🤖 AI Summary
This work extends generative compressed sensing theory from finite-dimensional spaces to infinite-dimensional Hilbert spaces, addressing the limitations of existing frameworks in modeling physical signals. By introducing a generalized restricted isometry property (RIP) and local coherence analysis, the authors establish a resolution-independent theoretical framework and derive an optimal sampling distribution. The theory demonstrates that the required number of measurements depends solely on the intrinsic dimensionality of the generative prior. Numerical experiments on the Darcy flow equation confirm that the proposed approach achieves stable and highly accurate reconstructions even under severe undersampling, while also revealing an implicit regularization effect induced by low-resolution generators.
📝 Abstract
Deep generative models have become a standard for modeling priors for inverse problems, going beyond classical sparsity-based methods. However, existing theoretical guarantees are mostly confined to finite-dimensional vector spaces, creating a gap when the physical signals are modeled as functions in Hilbert spaces. This work presents a rigorous framework for generative compressed sensing in Hilbert spaces. We extend the notion of local coherence in an infinite-dimensional setting, to derive optimal, resolution-independent sampling distributions.
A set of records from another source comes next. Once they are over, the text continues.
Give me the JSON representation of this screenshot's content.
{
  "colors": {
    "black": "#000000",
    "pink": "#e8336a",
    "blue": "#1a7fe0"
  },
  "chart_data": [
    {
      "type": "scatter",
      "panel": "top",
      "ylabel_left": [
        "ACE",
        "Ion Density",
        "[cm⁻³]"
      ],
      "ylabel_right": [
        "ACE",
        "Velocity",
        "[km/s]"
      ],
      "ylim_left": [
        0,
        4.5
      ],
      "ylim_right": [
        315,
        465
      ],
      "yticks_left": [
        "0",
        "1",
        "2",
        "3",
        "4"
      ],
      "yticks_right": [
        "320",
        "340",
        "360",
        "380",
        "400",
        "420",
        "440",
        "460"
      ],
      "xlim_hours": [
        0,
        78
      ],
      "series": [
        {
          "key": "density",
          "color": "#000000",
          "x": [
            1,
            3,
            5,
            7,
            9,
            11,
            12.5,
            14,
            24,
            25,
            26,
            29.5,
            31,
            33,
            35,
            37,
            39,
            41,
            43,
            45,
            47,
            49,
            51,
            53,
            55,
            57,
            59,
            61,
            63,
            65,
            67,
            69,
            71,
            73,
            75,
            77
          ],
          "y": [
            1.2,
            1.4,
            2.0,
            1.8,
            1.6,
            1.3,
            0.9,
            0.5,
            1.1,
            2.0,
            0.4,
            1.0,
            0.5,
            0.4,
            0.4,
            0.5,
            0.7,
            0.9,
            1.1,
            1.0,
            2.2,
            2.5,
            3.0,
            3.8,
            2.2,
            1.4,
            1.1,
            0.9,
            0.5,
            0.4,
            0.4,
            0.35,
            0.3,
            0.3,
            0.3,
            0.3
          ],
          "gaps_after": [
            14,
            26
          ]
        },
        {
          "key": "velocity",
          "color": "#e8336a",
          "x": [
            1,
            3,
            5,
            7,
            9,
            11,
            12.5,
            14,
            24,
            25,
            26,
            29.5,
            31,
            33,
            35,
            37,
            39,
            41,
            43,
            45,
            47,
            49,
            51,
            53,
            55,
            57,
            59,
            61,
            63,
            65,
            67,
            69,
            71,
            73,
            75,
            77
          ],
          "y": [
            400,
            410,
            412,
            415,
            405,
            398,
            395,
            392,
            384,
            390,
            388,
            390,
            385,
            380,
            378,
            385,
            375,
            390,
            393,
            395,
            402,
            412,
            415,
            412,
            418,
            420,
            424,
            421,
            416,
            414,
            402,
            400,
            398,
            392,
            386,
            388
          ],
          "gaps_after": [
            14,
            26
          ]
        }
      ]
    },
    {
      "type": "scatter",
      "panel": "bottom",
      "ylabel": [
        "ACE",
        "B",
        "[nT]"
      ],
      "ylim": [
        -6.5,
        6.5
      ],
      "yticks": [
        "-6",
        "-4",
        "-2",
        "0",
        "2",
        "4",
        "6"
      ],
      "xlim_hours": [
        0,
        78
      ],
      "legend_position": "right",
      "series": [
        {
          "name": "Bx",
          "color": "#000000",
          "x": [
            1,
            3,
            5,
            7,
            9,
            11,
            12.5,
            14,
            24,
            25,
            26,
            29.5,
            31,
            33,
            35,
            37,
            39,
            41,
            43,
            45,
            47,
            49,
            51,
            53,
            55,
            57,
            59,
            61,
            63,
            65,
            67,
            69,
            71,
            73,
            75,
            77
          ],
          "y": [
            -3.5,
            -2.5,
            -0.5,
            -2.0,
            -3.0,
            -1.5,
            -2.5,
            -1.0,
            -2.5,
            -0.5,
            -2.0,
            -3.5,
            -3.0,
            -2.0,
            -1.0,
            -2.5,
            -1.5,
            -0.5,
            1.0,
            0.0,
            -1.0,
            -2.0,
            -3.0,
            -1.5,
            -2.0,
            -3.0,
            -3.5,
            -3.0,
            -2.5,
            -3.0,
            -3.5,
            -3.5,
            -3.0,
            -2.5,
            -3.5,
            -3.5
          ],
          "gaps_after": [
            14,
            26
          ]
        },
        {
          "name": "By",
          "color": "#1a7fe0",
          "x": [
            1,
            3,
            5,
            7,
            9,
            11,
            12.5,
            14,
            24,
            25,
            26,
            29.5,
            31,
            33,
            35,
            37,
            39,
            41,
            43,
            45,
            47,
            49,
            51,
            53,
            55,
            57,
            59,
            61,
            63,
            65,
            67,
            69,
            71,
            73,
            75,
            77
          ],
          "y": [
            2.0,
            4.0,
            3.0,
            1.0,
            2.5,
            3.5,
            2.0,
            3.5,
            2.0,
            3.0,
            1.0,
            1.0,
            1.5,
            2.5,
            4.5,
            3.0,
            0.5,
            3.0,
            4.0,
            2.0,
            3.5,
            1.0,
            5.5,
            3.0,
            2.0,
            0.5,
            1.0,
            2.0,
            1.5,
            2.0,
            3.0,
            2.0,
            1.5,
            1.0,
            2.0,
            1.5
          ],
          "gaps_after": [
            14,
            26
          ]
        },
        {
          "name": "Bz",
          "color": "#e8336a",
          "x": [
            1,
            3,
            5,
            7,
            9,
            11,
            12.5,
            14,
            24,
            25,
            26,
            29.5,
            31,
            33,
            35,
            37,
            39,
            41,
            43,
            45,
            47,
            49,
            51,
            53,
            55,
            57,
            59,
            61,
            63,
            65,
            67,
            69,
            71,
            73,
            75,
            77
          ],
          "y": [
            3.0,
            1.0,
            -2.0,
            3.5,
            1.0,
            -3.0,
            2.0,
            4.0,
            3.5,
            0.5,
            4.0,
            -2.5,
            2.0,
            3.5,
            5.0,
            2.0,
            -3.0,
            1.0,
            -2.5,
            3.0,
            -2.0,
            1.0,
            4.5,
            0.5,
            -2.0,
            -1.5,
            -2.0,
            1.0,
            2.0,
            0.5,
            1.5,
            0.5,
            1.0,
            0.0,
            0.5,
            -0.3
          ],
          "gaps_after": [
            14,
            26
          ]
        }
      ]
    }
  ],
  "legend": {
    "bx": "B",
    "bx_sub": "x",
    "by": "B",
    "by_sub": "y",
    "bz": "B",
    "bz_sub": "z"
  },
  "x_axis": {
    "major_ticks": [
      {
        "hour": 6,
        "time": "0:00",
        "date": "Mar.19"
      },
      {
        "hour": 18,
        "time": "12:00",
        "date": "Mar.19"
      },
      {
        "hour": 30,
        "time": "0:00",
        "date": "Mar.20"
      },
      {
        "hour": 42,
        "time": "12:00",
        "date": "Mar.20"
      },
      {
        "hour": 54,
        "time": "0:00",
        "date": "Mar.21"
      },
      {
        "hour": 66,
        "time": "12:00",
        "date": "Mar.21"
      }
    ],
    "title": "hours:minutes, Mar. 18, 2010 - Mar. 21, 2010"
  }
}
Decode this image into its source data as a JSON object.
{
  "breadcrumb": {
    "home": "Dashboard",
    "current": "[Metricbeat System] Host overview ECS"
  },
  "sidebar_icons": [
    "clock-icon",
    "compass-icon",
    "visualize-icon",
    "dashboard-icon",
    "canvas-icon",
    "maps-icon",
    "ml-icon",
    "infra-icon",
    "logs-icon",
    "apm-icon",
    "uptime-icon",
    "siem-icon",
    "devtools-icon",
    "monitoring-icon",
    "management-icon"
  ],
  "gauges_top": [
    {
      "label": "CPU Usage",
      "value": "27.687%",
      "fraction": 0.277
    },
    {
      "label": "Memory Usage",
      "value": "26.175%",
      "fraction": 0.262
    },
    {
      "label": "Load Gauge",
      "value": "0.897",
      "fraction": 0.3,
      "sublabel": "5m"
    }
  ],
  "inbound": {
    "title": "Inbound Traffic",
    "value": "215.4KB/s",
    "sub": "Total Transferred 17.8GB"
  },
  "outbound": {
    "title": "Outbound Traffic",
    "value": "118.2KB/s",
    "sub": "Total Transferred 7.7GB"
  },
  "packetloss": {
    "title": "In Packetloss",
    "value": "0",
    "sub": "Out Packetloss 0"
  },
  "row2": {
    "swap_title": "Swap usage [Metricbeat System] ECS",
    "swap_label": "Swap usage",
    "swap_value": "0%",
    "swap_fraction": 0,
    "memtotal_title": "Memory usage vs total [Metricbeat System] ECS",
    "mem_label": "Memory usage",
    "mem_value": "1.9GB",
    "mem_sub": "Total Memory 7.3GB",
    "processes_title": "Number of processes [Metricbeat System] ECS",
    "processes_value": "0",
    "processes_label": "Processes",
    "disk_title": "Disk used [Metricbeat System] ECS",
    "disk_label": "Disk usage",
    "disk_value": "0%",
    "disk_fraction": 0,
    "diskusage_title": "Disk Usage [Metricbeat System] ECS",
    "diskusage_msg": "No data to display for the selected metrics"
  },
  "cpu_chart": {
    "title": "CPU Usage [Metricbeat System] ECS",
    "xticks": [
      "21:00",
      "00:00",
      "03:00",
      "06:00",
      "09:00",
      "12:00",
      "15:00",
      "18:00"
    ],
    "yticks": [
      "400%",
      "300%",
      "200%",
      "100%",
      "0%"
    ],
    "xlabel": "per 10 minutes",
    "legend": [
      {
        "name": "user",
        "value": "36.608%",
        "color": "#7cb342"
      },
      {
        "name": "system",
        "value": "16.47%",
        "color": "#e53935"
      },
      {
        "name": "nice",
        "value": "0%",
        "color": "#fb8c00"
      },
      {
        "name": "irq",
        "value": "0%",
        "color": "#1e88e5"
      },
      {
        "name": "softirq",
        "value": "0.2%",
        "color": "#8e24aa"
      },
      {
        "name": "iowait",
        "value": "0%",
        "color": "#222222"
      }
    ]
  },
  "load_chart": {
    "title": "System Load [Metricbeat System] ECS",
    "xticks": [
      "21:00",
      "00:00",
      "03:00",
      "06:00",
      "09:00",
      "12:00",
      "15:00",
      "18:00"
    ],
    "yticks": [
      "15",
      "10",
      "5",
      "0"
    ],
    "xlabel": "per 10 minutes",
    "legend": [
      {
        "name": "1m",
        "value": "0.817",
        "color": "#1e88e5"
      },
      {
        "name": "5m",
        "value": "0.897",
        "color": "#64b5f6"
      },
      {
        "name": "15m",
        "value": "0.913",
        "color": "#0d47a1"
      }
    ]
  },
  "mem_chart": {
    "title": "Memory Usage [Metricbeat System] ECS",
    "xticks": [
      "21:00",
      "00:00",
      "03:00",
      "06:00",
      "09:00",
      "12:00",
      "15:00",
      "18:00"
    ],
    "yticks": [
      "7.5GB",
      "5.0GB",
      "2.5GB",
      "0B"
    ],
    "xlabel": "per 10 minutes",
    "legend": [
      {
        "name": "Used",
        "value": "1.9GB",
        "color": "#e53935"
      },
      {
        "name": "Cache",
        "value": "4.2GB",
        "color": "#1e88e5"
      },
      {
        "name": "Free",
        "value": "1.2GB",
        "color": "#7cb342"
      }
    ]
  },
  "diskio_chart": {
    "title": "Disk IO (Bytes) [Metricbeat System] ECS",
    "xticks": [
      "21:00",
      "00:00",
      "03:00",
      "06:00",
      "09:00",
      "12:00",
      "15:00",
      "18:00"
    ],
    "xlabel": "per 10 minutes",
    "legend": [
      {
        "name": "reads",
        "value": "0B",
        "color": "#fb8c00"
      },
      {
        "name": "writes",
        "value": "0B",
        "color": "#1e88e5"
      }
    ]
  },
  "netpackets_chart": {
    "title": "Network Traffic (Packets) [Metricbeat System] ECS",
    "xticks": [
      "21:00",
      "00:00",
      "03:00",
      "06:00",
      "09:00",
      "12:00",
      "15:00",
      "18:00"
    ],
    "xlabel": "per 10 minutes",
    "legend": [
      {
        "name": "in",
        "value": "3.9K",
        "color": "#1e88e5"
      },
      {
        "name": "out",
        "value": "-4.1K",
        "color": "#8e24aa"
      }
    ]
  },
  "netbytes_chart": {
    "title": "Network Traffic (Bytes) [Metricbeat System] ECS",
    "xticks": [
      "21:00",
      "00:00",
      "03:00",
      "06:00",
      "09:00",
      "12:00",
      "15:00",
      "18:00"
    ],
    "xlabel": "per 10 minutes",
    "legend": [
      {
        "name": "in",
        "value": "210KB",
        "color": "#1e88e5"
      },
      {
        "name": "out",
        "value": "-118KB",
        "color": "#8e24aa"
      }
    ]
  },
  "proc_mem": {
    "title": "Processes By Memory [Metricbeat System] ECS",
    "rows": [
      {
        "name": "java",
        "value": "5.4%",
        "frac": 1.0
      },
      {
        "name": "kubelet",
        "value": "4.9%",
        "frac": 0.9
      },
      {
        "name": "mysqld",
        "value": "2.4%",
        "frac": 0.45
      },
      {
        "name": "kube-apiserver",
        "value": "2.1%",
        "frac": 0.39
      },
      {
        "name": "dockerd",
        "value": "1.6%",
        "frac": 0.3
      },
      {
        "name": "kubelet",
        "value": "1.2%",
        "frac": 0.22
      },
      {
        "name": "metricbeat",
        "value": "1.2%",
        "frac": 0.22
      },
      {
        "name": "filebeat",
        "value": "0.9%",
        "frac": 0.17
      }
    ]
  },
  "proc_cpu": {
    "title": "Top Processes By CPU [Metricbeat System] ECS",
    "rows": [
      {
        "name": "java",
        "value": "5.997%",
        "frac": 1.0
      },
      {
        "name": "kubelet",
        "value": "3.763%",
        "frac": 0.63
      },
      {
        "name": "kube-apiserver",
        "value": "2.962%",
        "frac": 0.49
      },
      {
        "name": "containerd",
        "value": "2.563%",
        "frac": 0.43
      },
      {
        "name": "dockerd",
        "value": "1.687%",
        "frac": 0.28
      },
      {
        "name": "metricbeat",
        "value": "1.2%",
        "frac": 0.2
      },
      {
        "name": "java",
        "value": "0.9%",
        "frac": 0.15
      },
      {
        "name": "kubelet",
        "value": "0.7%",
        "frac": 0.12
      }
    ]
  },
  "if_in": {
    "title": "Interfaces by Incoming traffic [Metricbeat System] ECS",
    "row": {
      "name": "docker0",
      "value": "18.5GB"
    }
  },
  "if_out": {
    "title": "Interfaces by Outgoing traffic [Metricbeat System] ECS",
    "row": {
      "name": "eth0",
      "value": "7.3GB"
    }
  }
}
Thanks to a generalization of the Restricted Isometry Property, we show that stable recovery holds when the number of measurements is proportional to the prior's intrinsic dimension (up to logarithmic factors), independent of the ambient dimension. Finally, numerical experiments on the Darcy flow equation validate our theoretical findings and demonstrate that in severely undersampled regimes, employing lower-resolution generators acts as an implicit regularizer, improving reconstruction stability.